We can observe that the estimated effective predictive variables match the true ones, indicating the accuracy of the solver in ``skscope``.

Additionally, we may be interested in the regression coefficients:

- the ``get_estimated_params`` method returns the optimized coefficients.

.. code-block:: python

    est_coefs = scope_solver.get_estimated_params()
    print("Estimated coefficient:", np.around(est_coefs, 2))
    >>> Estimated coefficient: [ 0.    0.    0.   82.19  0.   88.31 70.05  0.    0.    0.  ]
    print("True coefficient:", np.around(true_coefs, 2))
    >>> True coefficient: [ 0.    0.    0.   82.19  0.   88.31 70.05  0.    0.    0.  ]

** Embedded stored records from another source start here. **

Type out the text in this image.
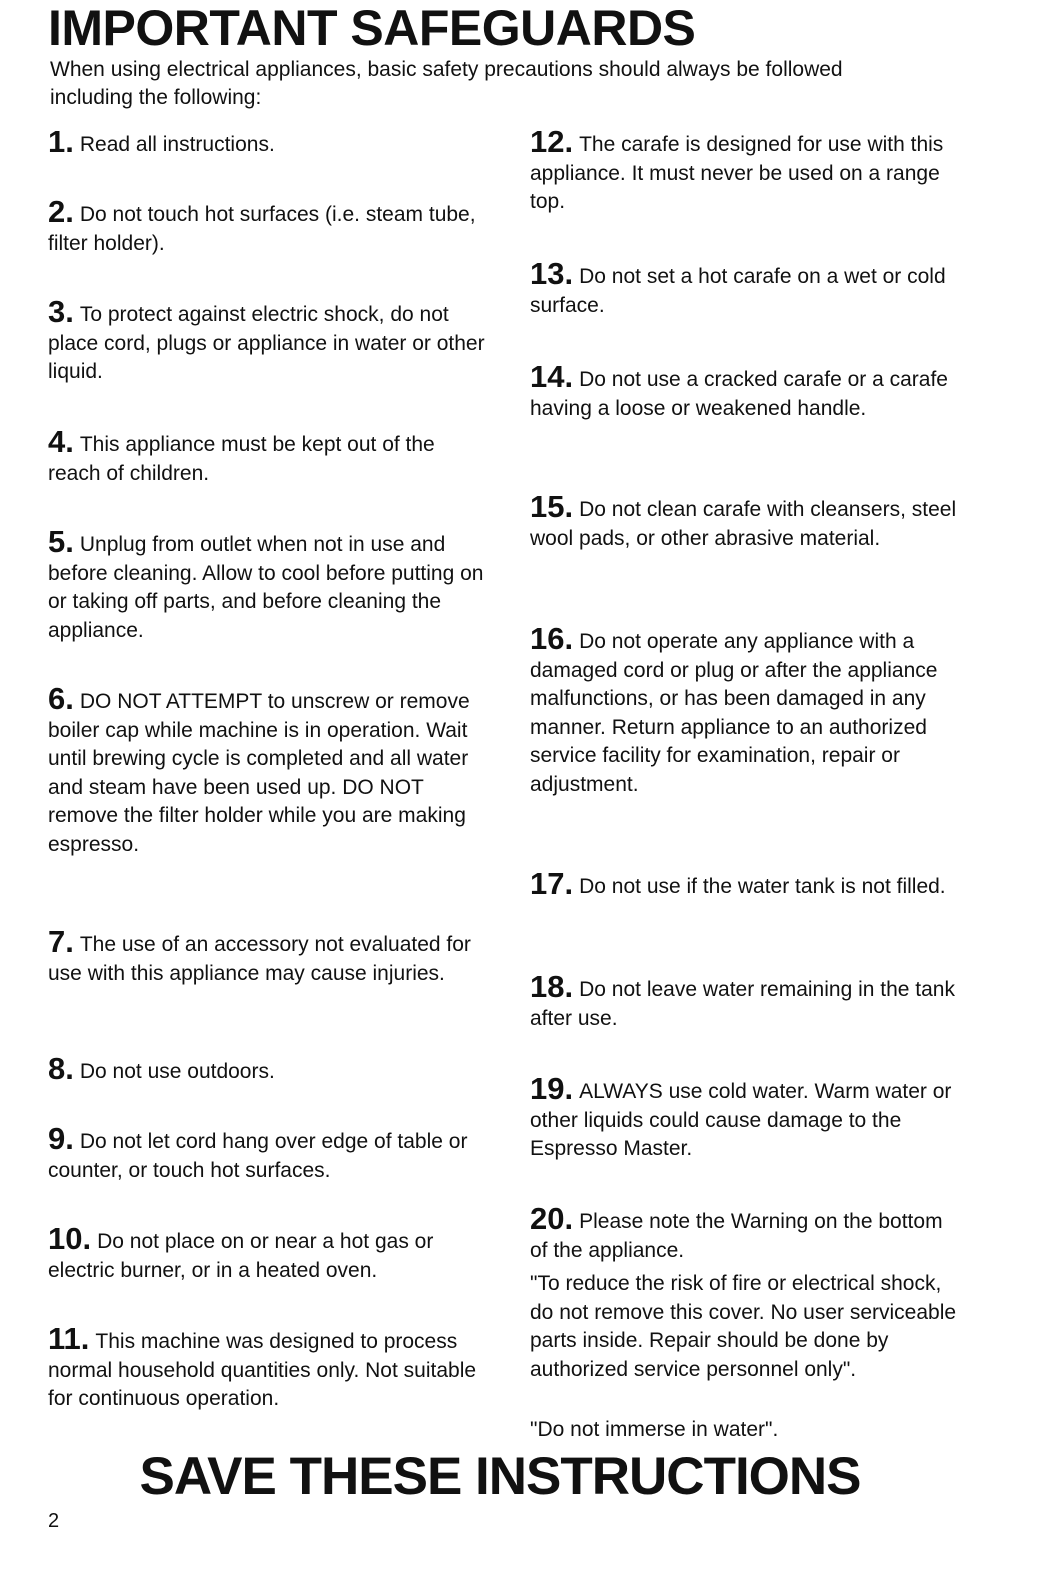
IMPORTANT SAFEGUARDS

When using electrical appliances, basic safety precautions should always be followed including the following:

1. Read all instructions.

2. Do not touch hot surfaces (i.e. steam tube, filter holder).

3. To protect against electric shock, do not place cord, plugs or appliance in water or other liquid.

4. This appliance must be kept out of the reach of children.

5. Unplug from outlet when not in use and before cleaning. Allow to cool before putting on or taking off parts, and before cleaning the appliance.

6. DO NOT ATTEMPT to unscrew or remove boiler cap while machine is in operation. Wait until brewing cycle is completed and all water and steam have been used up. DO NOT remove the filter holder while you are making espresso.

7. The use of an accessory not evaluated for use with this appliance may cause injuries.

8. Do not use outdoors.

9. Do not let cord hang over edge of table or counter, or touch hot surfaces.

10. Do not place on or near a hot gas or electric burner, or in a heated oven.

11. This machine was designed to process normal household quantities only. Not suitable for continuous operation.

12. The carafe is designed for use with this appliance. It must never be used on a range top.

13. Do not set a hot carafe on a wet or cold surface.

14. Do not use a cracked carafe or a carafe having a loose or weakened handle.

15. Do not clean carafe with cleansers, steel wool pads, or other abrasive material.

16. Do not operate any appliance with a damaged cord or plug or after the appliance malfunctions, or has been damaged in any manner. Return appliance to an authorized service facility for examination, repair or adjustment.

17. Do not use if the water tank is not filled.

18. Do not leave water remaining in the tank after use.

19. ALWAYS use cold water. Warm water or other liquids could cause damage to the Espresso Master.

20. Please note the Warning on the bottom of the appliance.

"To reduce the risk of fire or electrical shock, do not remove this cover. No user serviceable parts inside. Repair should be done by authorized service personnel only".

"Do not immerse in water".

SAVE THESE INSTRUCTIONS

2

In the output, we can observe that the estimated coefficients closely resemble the true coefficients.

Further reading
---------------------------

- `JAX library <https://jax.readthedocs.io/en/latest/index.html>`__

- A bunch of `machine learning methods <examples/index.html>`__ implemented on the ``skscope``

- More `advanced features <../feature/index.html>`__ implemented in ``skscope`` 

Footnotes
---------------------------

.. [*] For simplicity, we just introduce the purpose of ``JAX`` library. For more information, please refer to `JAX <https://jax.readthedocs.io/en/latest/index.html>`__. 

.. [*] If you know nothing about ``numpy``, we can turn to `this introduction <https://numpy.org/doc/stable/user/whatisnumpy.html>`__.

.. [*] We skip the algorithmic detail about ``scopeSolver``. Please turn the paper "sparsity-constrained optimization via splicing iteration" if your are interested in.